Students, teachers to learn technical skills

TUPELO – Itawamba Community College and East Mississippi Community College will offer a program to teach technical skills to high school students and teachers thanks to grant from the National Science Foundation.
The two schools are also partnering with Mississippi State University’s Center for Science, Mathematics and Technology to administer the three-year grant that totals nearly $900,000.
“Our job is to continue to attract people to high-level jobs in manufacturing and to train them in math and science,” said ICC President David Cole.
For the current year, Itawamba Community College will partner with students in both the Pontotoc county and city school districts, and East Mississippi Community College will work with Columbus City Schools.
Each community college will work with about 16 juniors.
Starting in January, those students will attend after-school training sessions on high-tech manufacturing jobs.

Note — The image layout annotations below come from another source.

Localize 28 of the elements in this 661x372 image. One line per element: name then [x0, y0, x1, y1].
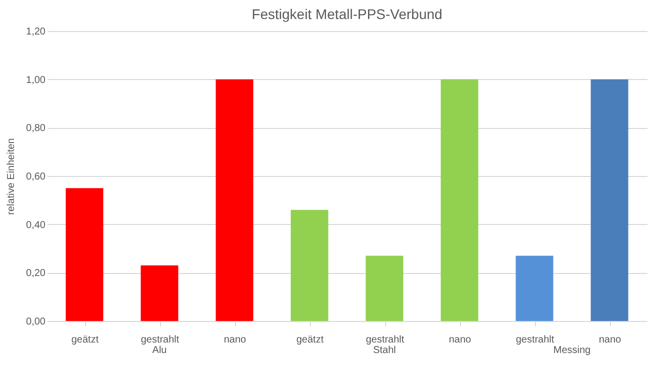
bar — [590, 79, 628, 321]
x-tick-label: geätzt — [296, 334, 324, 346]
chart-title: Festigkeit Metall-PPS-Verbund — [252, 6, 442, 22]
x-tick-label: gestrahlt — [516, 334, 554, 346]
bar — [216, 79, 254, 321]
text: Messing — [553, 345, 591, 356]
x-tick-label: nano — [598, 334, 622, 346]
text: Alu — [152, 345, 167, 356]
x-tick-label: gestrahlt — [140, 334, 180, 346]
x-tick-label: geätzt — [71, 334, 99, 346]
y-tick-label: 0,40 — [26, 220, 46, 231]
y-tick-label: 0,60 — [26, 172, 46, 182]
x-tick-label: gestrahlt — [366, 334, 404, 346]
x-tick-label: nano — [224, 334, 247, 346]
text: Stahl — [373, 345, 396, 356]
y-tick-label: 0,20 — [26, 268, 46, 280]
bar — [290, 210, 328, 321]
bar — [440, 79, 478, 321]
bar — [516, 256, 554, 321]
y-tick-label: 0,00 — [26, 316, 46, 328]
y-tick-label: 0,80 — [26, 123, 46, 134]
bar — [66, 188, 104, 321]
bar — [366, 256, 404, 321]
y-tick-label: 1,20 — [26, 26, 46, 38]
bar — [140, 265, 178, 321]
y-axis-title: relative Einheiten — [6, 138, 18, 215]
x-tick-label: nano — [448, 334, 472, 346]
y-tick-label: 1,00 — [26, 74, 46, 86]
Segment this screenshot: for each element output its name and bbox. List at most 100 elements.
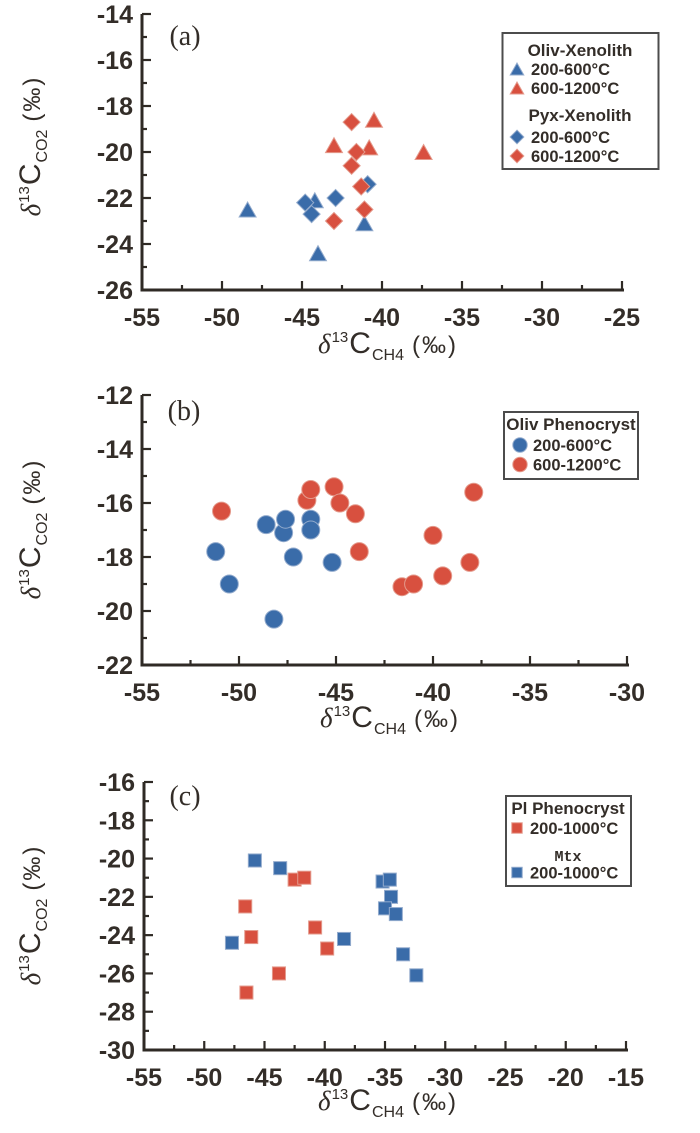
data-point-triangle-red: [364, 111, 384, 128]
x-tick-label: -30: [427, 1064, 463, 1092]
legend-title: Oliv-Xenolith: [528, 41, 633, 60]
x-tick-label: -30: [524, 304, 560, 332]
data-point-square-red: [271, 966, 286, 981]
legend-title: Oliv Phenocryst: [506, 415, 636, 434]
x-tick-label: -55: [124, 304, 160, 332]
data-point-square-blue: [273, 861, 288, 876]
legend-box: [501, 32, 660, 170]
y-tick-label: -28: [99, 999, 135, 1027]
y-tick-label: -14: [97, 436, 133, 464]
data-point-triangle-blue: [308, 244, 328, 262]
data-point-circle-red: [464, 482, 484, 502]
y-tick-label: -24: [97, 231, 133, 259]
data-point-triangle-red: [324, 136, 344, 154]
legend-title: Pl Phenocryst: [511, 799, 625, 818]
y-tick-label: -22: [97, 652, 133, 680]
x-tick-label: -40: [307, 1064, 343, 1092]
legend-item-label: 200-1000°C: [530, 865, 618, 883]
series-1: [224, 853, 424, 983]
legend-title: Mtx: [554, 849, 581, 866]
data-point-circle-blue: [283, 547, 303, 567]
y-tick-label: -16: [97, 47, 133, 75]
data-point-square-blue: [337, 931, 352, 946]
legend-box: [505, 795, 632, 887]
legend-circle-blue-icon: [512, 437, 528, 453]
data-point-triangle-blue: [238, 200, 257, 218]
x-axis-title: δ13CCH4 (‰): [318, 327, 458, 364]
series-0: [206, 509, 342, 629]
y-tick-label: -14: [97, 1, 133, 29]
y-tick-label: -20: [97, 139, 133, 167]
legend-item-label: 600-1200°C: [531, 148, 619, 166]
panel-a: -55 -50 -45 -40 -35 -30 -25 -26 -24 -22 -20 -18 -16 -…: [14, 1, 660, 364]
y-tick-label: -16: [99, 769, 135, 797]
data-point-square-red: [244, 930, 259, 945]
y-tick-label: -20: [97, 598, 133, 626]
x-tick-label: -20: [548, 1064, 584, 1092]
x-tick-label: -25: [604, 304, 640, 332]
y-tick-label: -18: [99, 807, 135, 835]
data-point-square-blue: [409, 968, 424, 983]
x-tick-label: -15: [608, 1064, 644, 1092]
x-axis-title: δ13CCH4 (‰): [320, 701, 460, 738]
data-point-circle-blue: [322, 552, 342, 572]
data-point-circle-red: [404, 574, 424, 594]
panel-c: -55 -50 -45 -40 -35 -30 -25 -20 -15 -30 -28 -26 -24 -…: [14, 769, 644, 1121]
x-tick-label: -25: [487, 1064, 523, 1092]
data-point-diamond-red: [347, 142, 366, 162]
y-tick-label: -20: [99, 846, 135, 874]
legend-triangle-red-icon: [509, 80, 525, 95]
y-tick-label: -18: [97, 93, 133, 121]
y-axis-title: δ13CCO2(‰): [14, 845, 51, 986]
data-point-diamond-red: [342, 112, 361, 132]
data-point-diamond-blue: [302, 204, 321, 224]
data-point-circle-blue: [276, 509, 296, 529]
y-tick-label: -22: [99, 884, 135, 912]
data-point-circle-red: [330, 493, 350, 513]
data-point-diamond-blue: [326, 188, 345, 208]
y-tick-label: -26: [99, 960, 135, 988]
x-tick-label: -45: [284, 304, 320, 332]
y-tick-label: -30: [99, 1037, 135, 1065]
legend-item-label: 200-1000°C: [530, 820, 618, 838]
data-point-square-red: [297, 870, 312, 885]
legend-item-label: 200-600°C: [533, 437, 612, 455]
legend-title: Pyx-Xenolith: [529, 106, 632, 125]
data-point-circle-blue: [219, 574, 239, 594]
data-point-square-blue: [396, 947, 411, 962]
data-point-square-red: [308, 920, 323, 935]
data-point-square-blue: [388, 907, 403, 922]
data-point-square-red: [320, 941, 335, 956]
data-point-square-blue: [247, 853, 262, 868]
x-tick-label: -50: [186, 1064, 222, 1092]
x-tick-label: -40: [364, 304, 400, 332]
legend-circle-red-icon: [512, 456, 528, 473]
legend-item-label: 200-600°C: [531, 129, 610, 147]
legend: Oliv Phenocryst 200-600°C 600-1200°C: [503, 411, 639, 480]
y-tick-label: -26: [97, 277, 133, 305]
series-1: [212, 477, 484, 597]
data-point-circle-red: [433, 566, 453, 586]
data-point-circle-blue: [264, 609, 284, 629]
x-tick-label: -35: [367, 1064, 403, 1092]
data-point-square-blue: [224, 935, 239, 950]
data-point-square-red: [239, 985, 254, 1000]
data-point-triangle-red: [359, 138, 379, 156]
y-tick-label: -16: [97, 490, 133, 518]
data-point-diamond-red: [351, 177, 371, 196]
legend-diamond-blue-icon: [509, 129, 525, 145]
legend-triangle-blue-icon: [509, 61, 525, 76]
data-point-diamond-red: [342, 156, 361, 176]
data-point-circle-red: [349, 542, 369, 562]
panel-letter: (c): [169, 781, 200, 812]
y-tick-label: -24: [99, 922, 135, 950]
y-tick-label: -22: [97, 185, 133, 213]
y-axis-title: δ13CCO2(‰): [14, 76, 51, 217]
x-axis-title: δ13CCH4 (‰): [318, 1084, 458, 1121]
data-point-circle-red: [301, 480, 321, 499]
data-point-square-red: [238, 899, 253, 914]
data-point-diamond-red: [355, 200, 374, 219]
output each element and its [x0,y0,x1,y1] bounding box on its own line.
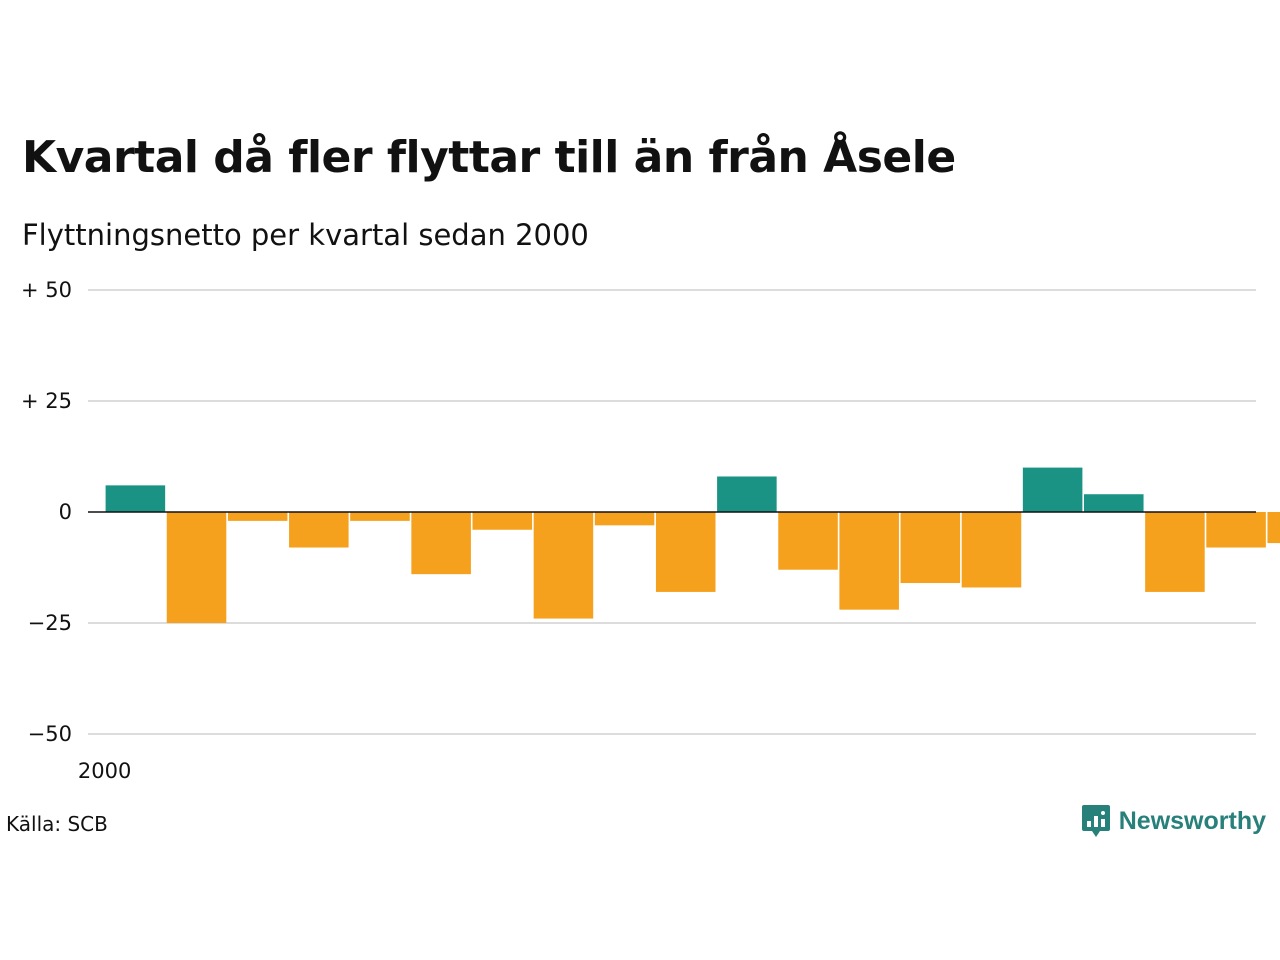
x-axis-ticks: 20002005201020152020 [78,759,131,783]
gridlines [88,289,1256,735]
y-tick-label: −25 [28,611,72,635]
y-tick-label: + 25 [21,389,72,413]
bar [105,485,166,512]
bar [594,512,655,526]
bar [1206,512,1266,548]
x-tick-label: 2000 [78,759,131,783]
bar [472,512,533,530]
bar [717,476,777,512]
bar [961,512,1022,588]
bar [533,512,594,619]
source-note: Källa: SCB [6,812,108,836]
y-tick-label: −50 [28,722,72,746]
chart-title: Kvartal då fler flyttar till än från Åse… [22,132,956,183]
brand-name: Newsworthy [1118,806,1266,835]
bar [289,512,349,548]
bar [411,512,471,575]
bar-chart-speech-bubble-icon [1081,805,1110,837]
bar-chart: + 50 + 25 0 −25 −50 20002005201020152020 [21,278,1280,783]
y-tick-label: 0 [59,500,72,524]
y-tick-label: + 50 [21,278,72,302]
bar [350,512,410,521]
bar [655,512,716,592]
bar [1084,494,1144,512]
y-axis-ticks: + 50 + 25 0 −25 −50 [21,278,72,746]
bars [105,467,1280,623]
bar [1022,467,1083,512]
bar [1267,512,1280,544]
bar [1145,512,1205,592]
bar [839,512,899,610]
bar [900,512,961,584]
chart-subtitle: Flyttningsnetto per kvartal sedan 2000 [22,218,589,252]
brand-logo: Newsworthy [1081,804,1266,838]
bar [778,512,838,570]
bar [227,512,288,521]
bar [166,512,227,623]
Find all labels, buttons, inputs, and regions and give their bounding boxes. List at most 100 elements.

During the summer, they will be enrolled in a for-credit class at the community college and also will shadow at industries in the area. During the fall, they’ll complete the after-school training.
“Manufacturing has played such an important role in Pontotoc County and the people who are employed there,” said Lynnice Carter, assistant superintendent for Pontotoc County Schools. “We want to have our students ready for the educational opportunities as they arise.”
Math and science teachers and career counselors in Pontotoc and Columbus also will attend a summer workshop that will teach them about the skills that are in demand with industries.
They will also be able to shadow at industries to see how math and science are being used in the workplace, and they will implement a curriculum from what they’ve learned.
“It takes teachers into the real world of industry to answer students’ never-ending question, ‘Why do I need to learn science and math anyway?’” said Amy Tuck, special assistant to the president at Mississippi State University.
Both community colleges will work with students from other school districts in their territory next year. EMCC will work with Starkville and Oktibbeha County schools next year and West Point and Noxubee County schools the following year.
ICC is still determining its future schools.
“This is a pilot for us to get in schools and see what works and what we can do,” said James Williams, vice president of economic and community services at ICC.
The students in Pontotoc will do their after-school training at the Pontotoc Ridge Vocational Training Center. The ICC program will work with General Atomics and Hawkeye Industries and is working to develop deals with other industries.